O terreno se inclinava e você não conseguia ver o outro extremo do
campo. Tinha quilômetros de extensão, tanto em largura quanto em
comprimento. Não havia nada além de uma grama verde e baixa.
— Não
vejo nenhum búfalo — eu disse.
— O
vento está vindo da direita — disse Wally. — Suba até ali e
ande um pouco. Você tem que andar um pouco para conseguir vê-los.
Não
havia nada no campo. Eles achavam estar sendo muito engraçados,
passando na conversa um cara esperto da cidade. Passei por sobre a
cerca e segui em frente.
— Bem,
onde estão os búfalos? — gritei para eles.
— Estão
lá. Tem que seguir em frente.
Caralho,
queriam me aplicar o velho golpe do “um pouquinho mais para a
frente”. Fazendeiros da porra. Esperariam até eu entrar lá para
depois irem embora às gargalhadas. Bem, que fossem. Eu podia voltar
caminhando. Isso me daria um descanso de Joyce.
Caminhei
muito rápido pelo campo, esperando que dessem a partida no carro.
Não escutei o esperado barulho do motor. Avancei, depois me virei,
pus as mãos em volta da boca e gritei:
— BEM,
ONDE ESTÃO OS BÚFALOS?
Minha
resposta veio pelas costas. Podia ouvir o som de suas patas no chão.
Havia três deles, grandes, como se via nos filmes, e avançavam
correndo, vinham RÁPIDO! Um deles estava um pouco à frente dos
outros. Não havia muita dúvida sobre quem pretendiam acertar.
— Ah,
merda! — eu disse.
Dei
meia-volta e comecei a correr. Parecia um longo caminho até a cerca,
um caminho impossível. Eu não podia me dar ao luxo de olhar para
trás. Isso poderia fazer toda a diferença. Eu voava, os olhos
arregalados. Como eu corria! Mas eles eram bem mais velozes. Podia
sentir o chão tremer ao meu redor à medida que pisoteavam a terra
bem atrás de mim. Podia ouvi-los babando, podia ouvi-los respirar.
Com o que me restava de força, tomei impulso e saltei sobre a cerca.

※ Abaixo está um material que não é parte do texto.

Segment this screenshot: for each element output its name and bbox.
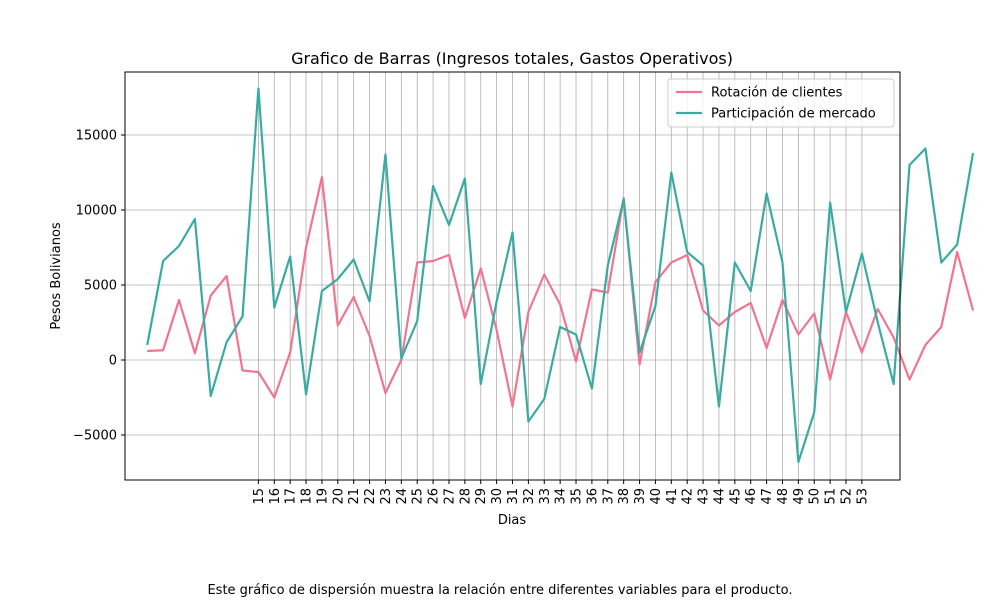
x-tick-label: 35 (570, 488, 585, 505)
x-tick-label: 22 (363, 488, 378, 505)
series-line-1 (147, 175, 975, 408)
x-tick-label: 45 (728, 488, 743, 505)
x-tick-label: 19 (315, 488, 330, 505)
x-tick-label: 20 (331, 488, 346, 505)
x-tick-label: 50 (808, 488, 823, 505)
x-tick-label: 23 (379, 488, 394, 505)
y-tick-label: −5000 (73, 429, 117, 444)
y-tick-label: 10000 (76, 204, 117, 219)
x-tick-label: 48 (776, 488, 791, 505)
x-tick-label: 37 (601, 488, 616, 505)
x-tick-label: 44 (712, 488, 727, 505)
x-tick-label: 43 (697, 488, 712, 505)
y-axis-label: Pesos Bolivianos (49, 222, 64, 330)
legend-label: Participación de mercado (711, 107, 876, 122)
x-tick-label: 34 (554, 488, 569, 505)
x-tick-label: 25 (411, 488, 426, 505)
x-tick-label: 31 (506, 488, 521, 505)
x-tick-label: 33 (538, 488, 553, 505)
x-tick-label: 53 (855, 488, 870, 505)
x-tick-label: 46 (744, 488, 759, 505)
series-line-2 (146, 87, 975, 464)
legend: Rotación de clientes Participación de mer… (667, 78, 895, 128)
chart-caption: Este gráfico de dispersión muestra la re… (207, 583, 793, 598)
x-tick-label: 29 (474, 488, 489, 505)
x-tick-label: 18 (300, 488, 315, 505)
x-axis-label: Dias (498, 513, 527, 528)
x-tick-label: 28 (458, 488, 473, 505)
y-tick-label: 5000 (84, 279, 117, 294)
x-tick-label: 40 (649, 488, 664, 505)
x-tick-label: 26 (427, 488, 442, 505)
x-tick-label: 41 (665, 488, 680, 505)
x-tick-label: 51 (824, 488, 839, 505)
x-tick-label: 30 (490, 488, 505, 505)
x-tick-label: 39 (633, 488, 648, 505)
y-tick-label: 15000 (76, 129, 117, 144)
y-axis: −5000 0 5000 10000 15000 (73, 129, 125, 444)
x-tick-label: 42 (681, 488, 696, 505)
series-lines (146, 87, 975, 464)
x-tick-label: 24 (395, 488, 410, 505)
chart-title: Grafico de Barras (Ingresos totales, Gas… (291, 49, 733, 68)
x-axis: 15 16 17 18 19 20 21 22 23 24 25 26 27 28 29 30 31 32 33 34… (252, 480, 870, 505)
x-tick-label: 27 (442, 488, 457, 505)
x-tick-label: 17 (284, 488, 299, 505)
y-tick-label: 0 (109, 354, 117, 369)
x-tick-label: 49 (792, 488, 807, 505)
x-tick-label: 38 (617, 488, 632, 505)
x-tick-label: 21 (347, 488, 362, 505)
x-tick-label: 32 (522, 488, 537, 505)
legend-box (667, 78, 895, 128)
x-tick-label: 52 (840, 488, 855, 505)
x-tick-label: 15 (252, 488, 267, 505)
x-tick-label: 47 (760, 488, 775, 505)
x-tick-label: 36 (585, 488, 600, 505)
legend-label: Rotación de clientes (711, 86, 843, 101)
x-tick-label: 16 (268, 488, 283, 505)
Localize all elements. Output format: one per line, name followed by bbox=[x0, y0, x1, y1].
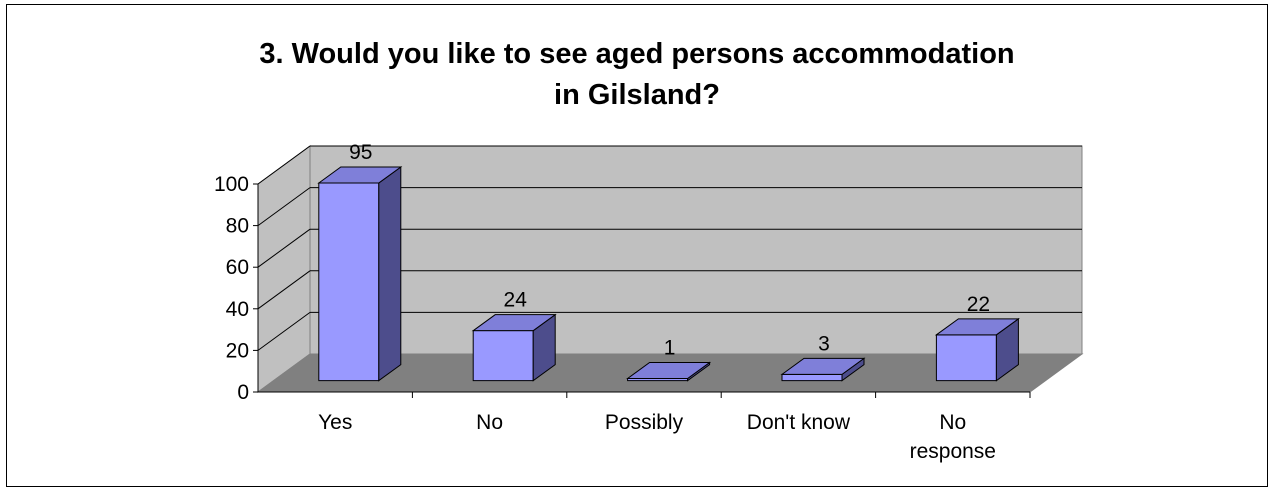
x-tick-label: Yes bbox=[318, 411, 352, 434]
bar-front bbox=[472, 330, 534, 382]
x-tick-label: Don't know bbox=[747, 411, 851, 434]
gridline-side bbox=[257, 228, 311, 268]
bar-top bbox=[317, 166, 403, 184]
bar-side bbox=[378, 166, 402, 382]
y-tick-label: 100 bbox=[214, 173, 249, 196]
chart-title: 3. Would you like to see aged persons ac… bbox=[6, 34, 1268, 116]
chart-walls bbox=[256, 145, 1084, 393]
bar-top bbox=[626, 362, 712, 380]
y-tick-label: 60 bbox=[226, 256, 249, 279]
x-tick-label: No bbox=[939, 411, 966, 434]
chart-axes bbox=[253, 183, 1031, 398]
x-tick-label: No bbox=[476, 411, 503, 434]
data-label: 3 bbox=[818, 332, 830, 355]
bar-front bbox=[781, 373, 843, 382]
bar-top bbox=[780, 357, 866, 375]
bar-top bbox=[471, 314, 557, 332]
gridline-side bbox=[257, 187, 311, 227]
bar-no-response bbox=[934, 317, 1020, 382]
chart-gridlines bbox=[257, 145, 1082, 351]
data-label: 95 bbox=[349, 141, 372, 164]
bar-top bbox=[934, 318, 1020, 336]
chart-bars bbox=[317, 166, 1020, 382]
x-tick-label: response bbox=[910, 440, 996, 463]
data-label: 1 bbox=[664, 337, 676, 360]
data-label: 24 bbox=[504, 289, 528, 312]
bar-front bbox=[318, 182, 380, 382]
bar-don-t-know bbox=[780, 357, 866, 382]
y-tick-label: 20 bbox=[226, 339, 249, 362]
y-tick-label: 40 bbox=[226, 298, 249, 321]
data-label: 22 bbox=[967, 293, 990, 316]
bar-possibly bbox=[626, 361, 712, 382]
gridline-side bbox=[257, 270, 311, 310]
chart-title-line-2: in Gilsland? bbox=[554, 79, 720, 111]
gridline-side bbox=[257, 145, 311, 185]
chart-title-line-1: 3. Would you like to see aged persons ac… bbox=[259, 38, 1015, 70]
bar-front bbox=[935, 334, 997, 382]
y-tick-label: 80 bbox=[226, 215, 249, 238]
bar-no bbox=[471, 313, 557, 382]
bar-yes bbox=[317, 166, 403, 382]
chart-labels: 0 20 40 60 80 100 95 24 1 3 22 Yes No Possibly Don't k… bbox=[214, 141, 996, 463]
side-wall bbox=[257, 145, 311, 393]
y-tick-label: 0 bbox=[237, 381, 249, 404]
gridline-side bbox=[257, 311, 311, 351]
x-tick-label: Possibly bbox=[605, 411, 684, 434]
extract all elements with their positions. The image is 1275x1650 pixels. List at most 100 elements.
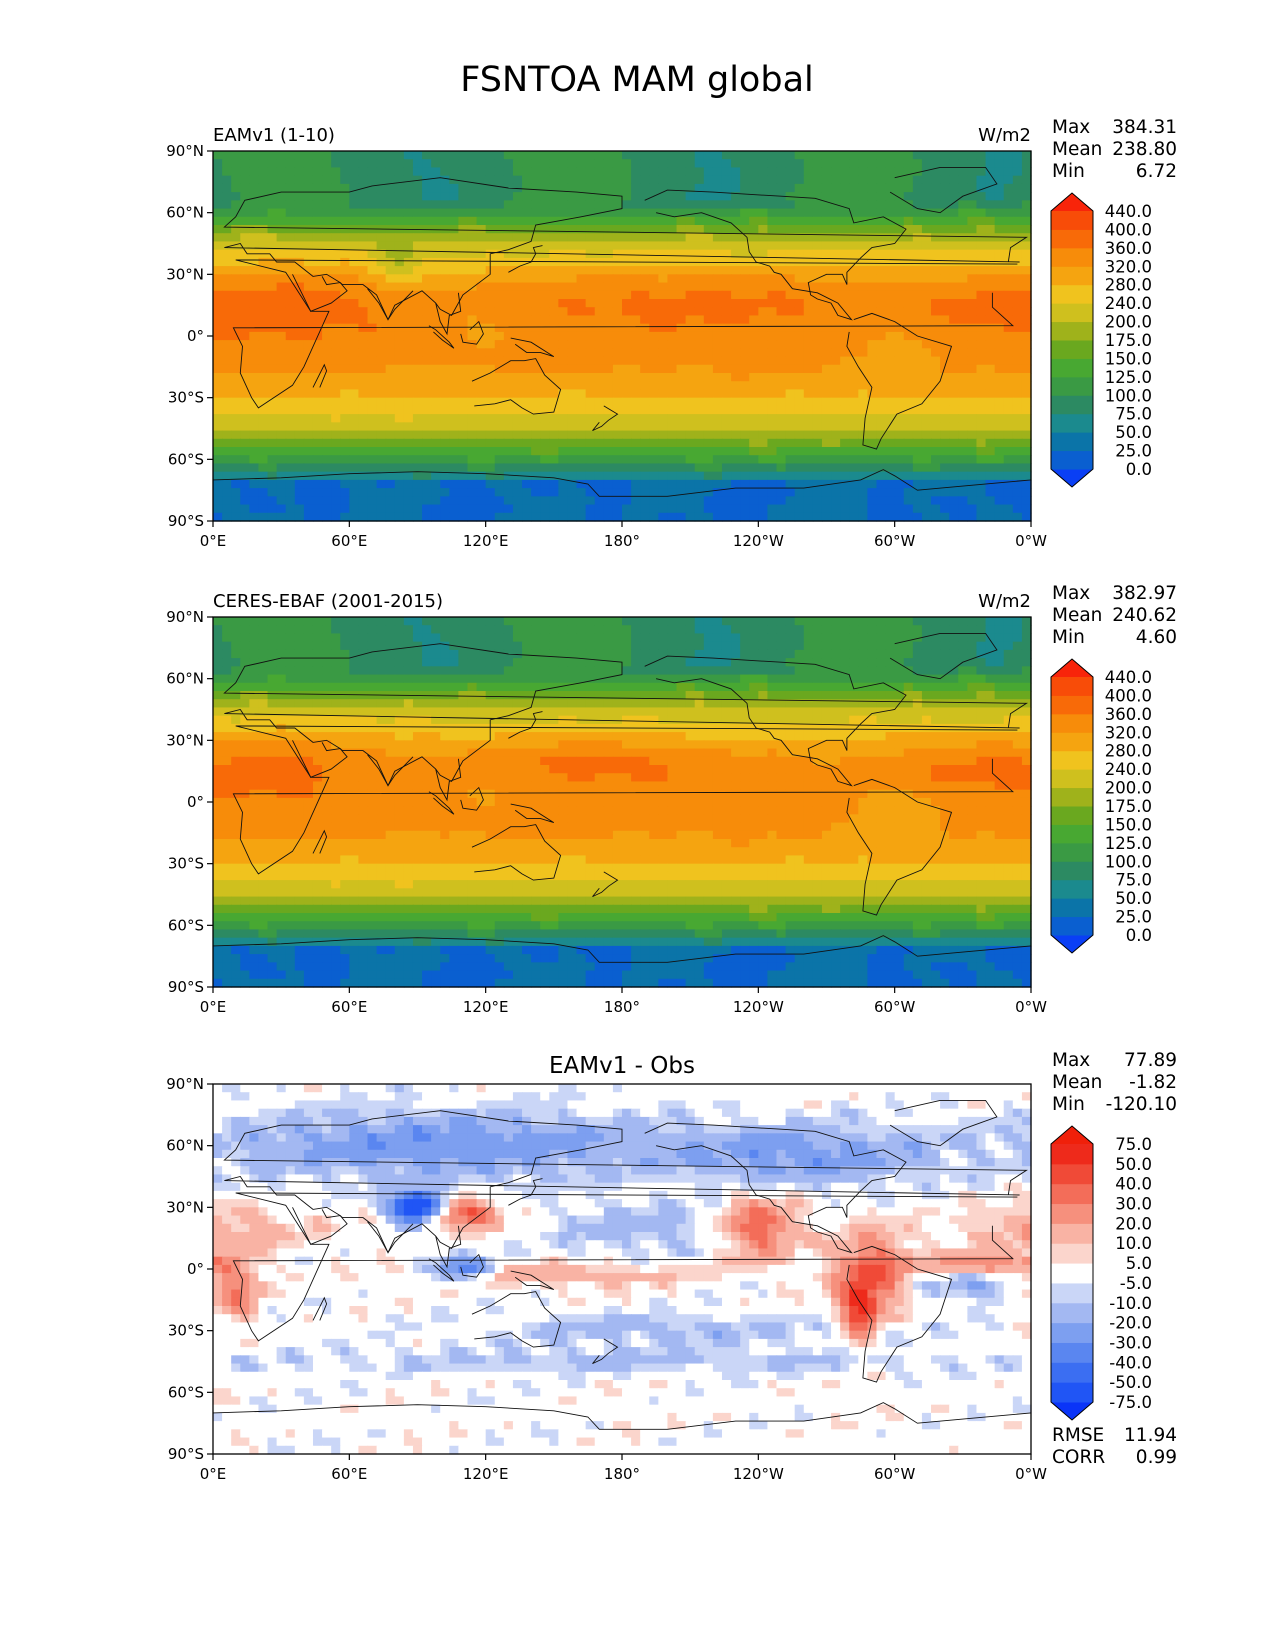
field-cell: [1021, 274, 1032, 284]
field-cell: [694, 625, 705, 635]
field-cell: [767, 315, 778, 325]
field-cell: [540, 649, 550, 659]
field-cell: [585, 340, 596, 349]
field-cell: [494, 479, 505, 489]
field-cell: [921, 504, 932, 514]
field-cell: [422, 405, 432, 415]
field-cell: [403, 405, 414, 415]
field-cell: [531, 200, 541, 210]
field-cell: [231, 625, 241, 635]
colorbar-outline: [1050, 192, 1094, 488]
field-cell: [749, 249, 759, 259]
field-cell: [1021, 649, 1032, 659]
field-cell: [494, 405, 505, 415]
field-cell: [449, 257, 459, 267]
field-cell: [821, 183, 832, 193]
field-cell: [885, 282, 896, 292]
field-cell: [540, 151, 550, 160]
field-cell: [403, 274, 414, 284]
field-cell: [749, 241, 759, 251]
field-cell: [312, 691, 323, 700]
field-cell: [694, 504, 705, 514]
field-cell: [331, 225, 341, 234]
field-cell: [1003, 422, 1014, 432]
field-cell: [994, 488, 1005, 497]
field-cell: [213, 397, 223, 407]
field-cell: [949, 225, 959, 234]
field-cell: [831, 641, 841, 651]
field-cell: [222, 200, 232, 210]
field-cell: [876, 430, 887, 440]
field-cell: [949, 175, 959, 185]
field-cell: [640, 348, 650, 358]
field-cell: [612, 455, 623, 465]
field-cell: [622, 175, 632, 185]
field-cell: [803, 649, 814, 659]
field-cell: [594, 241, 605, 251]
field-cell: [322, 504, 332, 514]
field-cell: [358, 691, 369, 700]
field-cell: [903, 430, 914, 440]
field-cell: [549, 183, 559, 193]
field-cell: [612, 405, 623, 415]
field-cell: [258, 682, 269, 692]
field-cell: [222, 216, 232, 226]
field-cell: [222, 463, 232, 473]
field-cell: [949, 241, 959, 251]
field-cell: [912, 315, 923, 325]
field-cell: [894, 455, 905, 465]
field-cell: [821, 373, 832, 382]
field-cell: [676, 249, 687, 259]
field-cell: [367, 183, 378, 193]
field-cell: [785, 208, 796, 218]
field-cell: [458, 340, 469, 349]
field-cell: [349, 307, 360, 317]
field-cell: [312, 299, 323, 308]
field-cell: [585, 479, 596, 489]
field-cell: [440, 348, 450, 358]
field-cell: [731, 633, 741, 643]
field-cell: [449, 356, 459, 366]
field-cell: [422, 373, 432, 382]
field-cell: [231, 658, 241, 667]
field-cell: [367, 364, 378, 374]
colorbar-label: 0.0: [1126, 460, 1152, 479]
field-cell: [585, 290, 596, 300]
field-cell: [258, 641, 269, 651]
field-cell: [258, 159, 269, 169]
field-cell: [676, 666, 687, 676]
field-cell: [512, 249, 523, 259]
field-cell: [222, 307, 232, 317]
field-cell: [512, 455, 523, 465]
field-cell: [394, 299, 405, 308]
field-cell: [558, 167, 569, 177]
field-cell: [512, 381, 523, 391]
field-cell: [258, 625, 269, 635]
field-cell: [885, 633, 896, 643]
field-cell: [903, 625, 914, 635]
field-cell: [912, 225, 923, 234]
field-cell: [831, 167, 841, 177]
field-cell: [812, 299, 823, 308]
field-cell: [867, 682, 878, 692]
panel-left-title: EAMv1 (1-10): [213, 125, 335, 146]
field-cell: [740, 208, 750, 218]
field-cell: [749, 649, 759, 659]
field-cell: [721, 348, 732, 358]
field-cell: [440, 299, 450, 308]
field-cell: [340, 381, 350, 391]
field-cell: [985, 307, 996, 317]
field-cell: [976, 397, 987, 407]
field-cell: [412, 625, 423, 635]
field-cell: [376, 617, 387, 626]
field-cell: [367, 625, 378, 635]
coastline-s-america: [846, 312, 953, 450]
field-cell: [485, 241, 496, 251]
coastline-madagascar: [312, 363, 328, 388]
field-cell: [685, 422, 696, 432]
field-cell: [485, 674, 496, 684]
field-cell: [522, 340, 532, 349]
field-cell: [849, 496, 859, 506]
field-cell: [840, 666, 850, 676]
field-cell: [622, 430, 632, 440]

Nem cheguei a escalá-la. Voei por cima. E aterrissei de costas numa
vala, com uma daquelas coisas empurrando a cabeça por sobre a cerca
e me olhando de cima para baixo.
No
carro, todos riam. Achavam a coisa mais engraçada que já tinham
visto na vida. Joyce ria mais alto que todo mundo.
As
bestas estúpidas deram uma volta por ali, depois bateram em
retirada.
Saí
da vala e entrei no carro.
— Vi
o búfalo — eu disse —, agora vamos tomar um drinque.
Riram
o caminho todo. Quando por fim paravam, alguém voltava a rir e então
todos o acompanhavam. Wally teve até de parar o carro uma vez. Não
conseguia mais dirigir. Abriu a porta e rolou pelo chão rindo. Até
a vovó estava se divertindo às ganhas, junto com Joyce.
Mais
tarde a história circulou pela cidade, e o meu andar perdeu um pouco
de sua bossa. Eu precisava de um corte de cabelo. Disse isso a Joyce.
Ela
disse:
— Vá
ao barbeiro.
E
eu disse:
— Não
consigo. É o búfalo.
— Tem
medo dos caras na barbearia?
— É
o búfalo — eu disse.
Joyce
cortou meu cabelo. Fez um trabalho porco.